Deadly Mudslides Are the Latest Natural Disaster to Hit California

Hollywood’s muddy hills. Photo: ROBYN BECK/AFP/Getty Images

The raging wildfires that burned through Southern California last month left behind huge swaths of charred and barren land that is now at the center of a new natural disaster. Mudslides, brought on by heavy rains and made worse by the vulnerable hillsides, have killed at least 17 people and left eight more missing.

The damage has been mainly concentrated in Montecito, an upscale town just outside of Santa Barbara. In December, the area was ground zero for the largest wildfire in the history of California, dubbed the Thomas Fire. That blaze cut a path through the hills above Montecito, stripping away trees and brush and allowing downpours to create havoc this week.

As the heavy rains, a rarity in drought-stricken California, fell on early Tuesday morning, mud, rocks, and water began cascading down creek beds and hills into the neighborhoods below. The muck arrived as residents slept and began ripping homes from their foundations, tossing power lines like twigs, and turning roads into rivers of mud.

A tangle of power lines in Montecito. Photo: Wally Skalij/Los Angeles Times via Getty Images

By morning, it looked “like an apocalypse happened,” one resident told the L.A. Times. Rescue workers found bodies in the streets and searched for more, walking through the roads with long poles used to probe the mud for what may lie beneath.

Search crews, made up of rescue workers and citizen volunteers, have been dispatched to locate the missing. With so many roads impassable, helicopters have been combing the area for trapped survivors and plucking them off the roofs of their homes.

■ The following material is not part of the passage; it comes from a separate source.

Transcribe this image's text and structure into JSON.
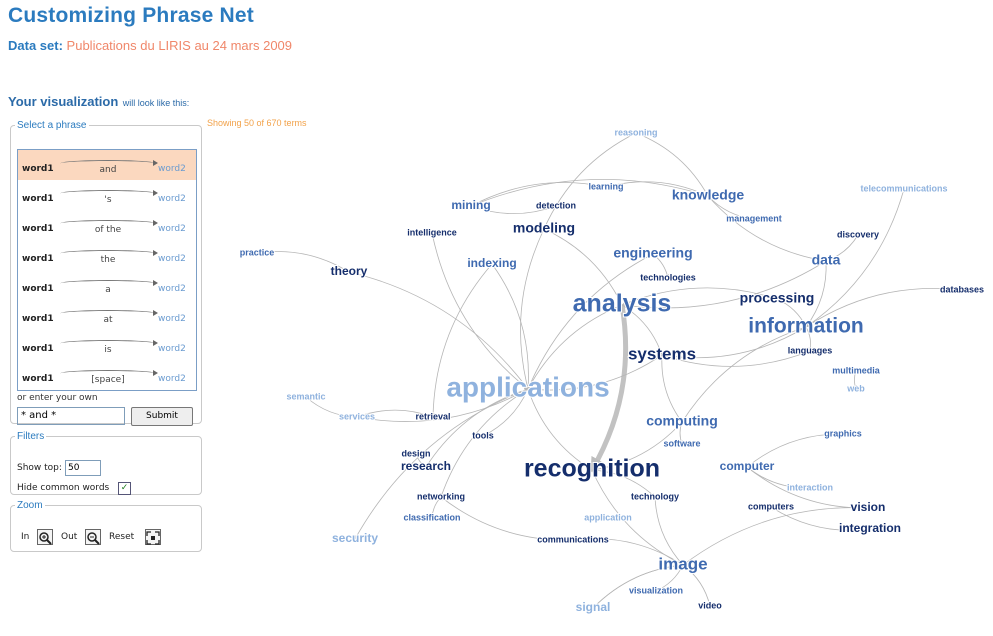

Around 500 homes have so far been damaged in the mudslides and another 1,500 are still under threat. A stretch of the 101 freeway has also been covered by mud and will be closed through next week.

Over the weekend, when forecasts began predicting rain, thousands were ordered to evacuate their homes, some of which were turned to pulp by the crush of falling hillsides.

The mud has damaged nearly 500 homes. Photo: Justin Sullivan/Getty Images

Not everyone listened, though. David Cradduck told the L.A. Times that after having to evacuate his home for the wildfires, he didn’t want to do it all over again. So he stayed home. “Mother Nature came back and dealt us a big blow, but it’s our fault,” he said. “We should have heeded the warning.”

The mudslides come on the heels of a devastating year for natural disasters in the U.S. The combined effects of hurricanes, wildfires, tornadoes, droughts, and flooding did an estimated $306 billion in total damage, according to NOAA. That blows away the previous record of $215 billion, set in 2005 when Hurricanes Katrina, Wilma, and Rita all hit the U.S.